A: I feel these two incidents, occurring so close in time to each other, were both, in their own way, tragic examples of religious violence. I had friends who died in the 9/11 tragedy; some of my friends lost family members in the aftermath of Godhra. But beyond my personal life, as a writer I’m very concerned with a growing tendency in the world of using violence to deal with people who are different from us, be it racially or religion-wise. I want readers of Oleander Girl to think about the costs of such intolerance. I also hope the book provides some answers.
Q: How interested are you in your characters’ flaws? Do you think they make your characters seem more close to the real and lived experiences?
A: Yes, being a flawed person myself, I relate well to flawed characters! I believe flaws are almost universal and they help us understand, sympathize and — paradoxically — feel closer to such characters.
Q: It’s quite a potpourri of themes — roots, race, caste, class — that you delve into. How challenging was it to weave all this into the narrative?
A: It was difficult. I wanted to do it with a light touch. The last thing I want is for my books to be preachy. I wanted the themes to emerge naturally through the lives of the characters, and that took several revisions.
Q: A significant blend is that of the First Person and the Third Person narratives in the novel.

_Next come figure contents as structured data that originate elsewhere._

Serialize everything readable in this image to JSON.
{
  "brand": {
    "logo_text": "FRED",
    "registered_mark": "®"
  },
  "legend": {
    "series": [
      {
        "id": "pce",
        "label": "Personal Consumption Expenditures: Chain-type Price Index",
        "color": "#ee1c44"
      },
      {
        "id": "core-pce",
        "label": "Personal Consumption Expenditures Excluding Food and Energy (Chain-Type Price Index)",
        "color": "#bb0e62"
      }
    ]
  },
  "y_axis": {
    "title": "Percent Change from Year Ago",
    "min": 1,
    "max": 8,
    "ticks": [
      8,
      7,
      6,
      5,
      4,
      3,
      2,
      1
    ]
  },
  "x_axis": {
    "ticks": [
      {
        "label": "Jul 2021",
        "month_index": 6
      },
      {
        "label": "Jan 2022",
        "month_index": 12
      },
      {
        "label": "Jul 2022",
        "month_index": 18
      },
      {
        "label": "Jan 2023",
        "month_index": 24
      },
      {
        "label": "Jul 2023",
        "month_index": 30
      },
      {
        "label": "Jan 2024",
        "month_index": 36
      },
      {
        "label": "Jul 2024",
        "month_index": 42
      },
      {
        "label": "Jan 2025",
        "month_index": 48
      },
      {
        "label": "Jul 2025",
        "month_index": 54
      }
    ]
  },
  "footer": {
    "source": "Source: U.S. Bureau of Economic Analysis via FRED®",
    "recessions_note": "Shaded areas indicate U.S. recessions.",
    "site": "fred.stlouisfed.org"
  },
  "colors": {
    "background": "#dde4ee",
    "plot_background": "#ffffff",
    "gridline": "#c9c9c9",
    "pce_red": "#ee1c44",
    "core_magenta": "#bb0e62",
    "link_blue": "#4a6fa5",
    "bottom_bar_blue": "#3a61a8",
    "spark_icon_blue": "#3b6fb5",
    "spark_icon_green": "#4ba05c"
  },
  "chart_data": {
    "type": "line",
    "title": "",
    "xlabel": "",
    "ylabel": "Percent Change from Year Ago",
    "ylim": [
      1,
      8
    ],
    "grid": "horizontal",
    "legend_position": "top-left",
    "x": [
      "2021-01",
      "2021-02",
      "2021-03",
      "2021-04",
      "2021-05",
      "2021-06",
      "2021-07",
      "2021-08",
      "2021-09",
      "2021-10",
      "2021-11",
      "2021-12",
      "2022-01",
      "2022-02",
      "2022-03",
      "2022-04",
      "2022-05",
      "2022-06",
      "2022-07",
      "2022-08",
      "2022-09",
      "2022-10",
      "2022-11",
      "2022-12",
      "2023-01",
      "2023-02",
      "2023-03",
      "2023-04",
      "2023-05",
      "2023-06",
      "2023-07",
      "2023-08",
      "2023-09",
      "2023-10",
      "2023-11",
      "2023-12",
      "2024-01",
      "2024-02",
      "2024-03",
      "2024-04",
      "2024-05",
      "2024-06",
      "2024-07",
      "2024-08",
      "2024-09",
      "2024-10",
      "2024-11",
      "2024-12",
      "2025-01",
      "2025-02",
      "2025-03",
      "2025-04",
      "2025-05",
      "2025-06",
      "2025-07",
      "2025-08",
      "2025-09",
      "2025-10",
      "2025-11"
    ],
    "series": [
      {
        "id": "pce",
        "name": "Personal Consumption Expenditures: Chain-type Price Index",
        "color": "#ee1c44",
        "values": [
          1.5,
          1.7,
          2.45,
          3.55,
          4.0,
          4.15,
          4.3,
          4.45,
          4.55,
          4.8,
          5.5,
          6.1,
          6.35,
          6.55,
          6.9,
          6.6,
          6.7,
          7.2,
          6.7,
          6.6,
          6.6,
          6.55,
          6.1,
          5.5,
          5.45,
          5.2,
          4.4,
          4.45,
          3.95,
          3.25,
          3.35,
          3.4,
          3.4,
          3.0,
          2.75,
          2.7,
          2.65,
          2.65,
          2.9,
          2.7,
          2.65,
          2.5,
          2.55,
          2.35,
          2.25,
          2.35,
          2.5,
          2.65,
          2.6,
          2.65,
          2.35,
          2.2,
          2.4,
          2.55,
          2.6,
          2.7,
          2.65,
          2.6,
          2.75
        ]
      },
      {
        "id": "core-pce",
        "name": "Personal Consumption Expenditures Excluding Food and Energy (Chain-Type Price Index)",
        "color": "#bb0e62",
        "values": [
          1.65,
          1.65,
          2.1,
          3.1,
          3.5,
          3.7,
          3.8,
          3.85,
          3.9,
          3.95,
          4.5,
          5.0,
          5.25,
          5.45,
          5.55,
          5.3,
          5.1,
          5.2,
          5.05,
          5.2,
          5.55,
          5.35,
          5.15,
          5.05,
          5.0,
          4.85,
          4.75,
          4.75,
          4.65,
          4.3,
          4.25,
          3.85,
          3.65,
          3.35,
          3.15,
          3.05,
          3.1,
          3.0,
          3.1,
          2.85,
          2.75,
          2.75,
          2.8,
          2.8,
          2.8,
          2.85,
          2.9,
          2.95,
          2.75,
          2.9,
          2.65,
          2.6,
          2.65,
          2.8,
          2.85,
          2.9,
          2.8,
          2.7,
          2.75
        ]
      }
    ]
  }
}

Was it important to give Korobi the voice to tell her own story in the first half? Why was the Third Person narrative required in the second half?
A: I wanted to use both perspectives because I wanted the contrast between a young woman who sees the world from her own intelligent, courageous but naive viewpoint, and a more knowledgeable authorial viewpoint (though it stays very close to some of the other characters, such as Korobi’s fiancé Rajat, and his family chauffeur Asif). I love using different viewpoints to create irony, since two people can often have totally different ways of seeing the same situation.
Q: It’s beautiful the way the bipolar worlds — traditional and modern, East and West– meet in you novels. Do you have to work hard on this aspect of your novels?
A: I do work at it, but also contradictions and juxtapositions come naturally to me — as an Indian living in the USA, as a writer married to an engineer, and as an activist in the field of domestic violence who regularly comes across terrible tales of abuse by males but whose three favorite people in the world are men (my husband and two boys).
Q: The ending of Oleander Girl provides a point of convergence for the diverse plotlines. Did you think of any other ending? Could there have been any better ending?
A: Other endings are always possible. That’s part of the magic of the novel — it makes readers imagine these endings. This one seemed appropriate for Oleander Girl, given the way the characters developed, and given the final choice that Korobi feels is the right one for her.
Q: Your next novel is a retelling of Ramayana from Sita’s point of view. Could you share something about it?
A: I am very excited about starting this project. A little worried, too, since the Ramayana is such a sacred text and I want to treat it with respect while exploring the character of Sita as I understand her. I think Sita was far stronger and more courageous than she is often credited as being. I would like to bring that out in my novel. I want to showcase Sita as a timeless woman, with thoughts, feelings and values as relevant to our times as to hers — just as I did with Panchaali in The Palace of Illusions.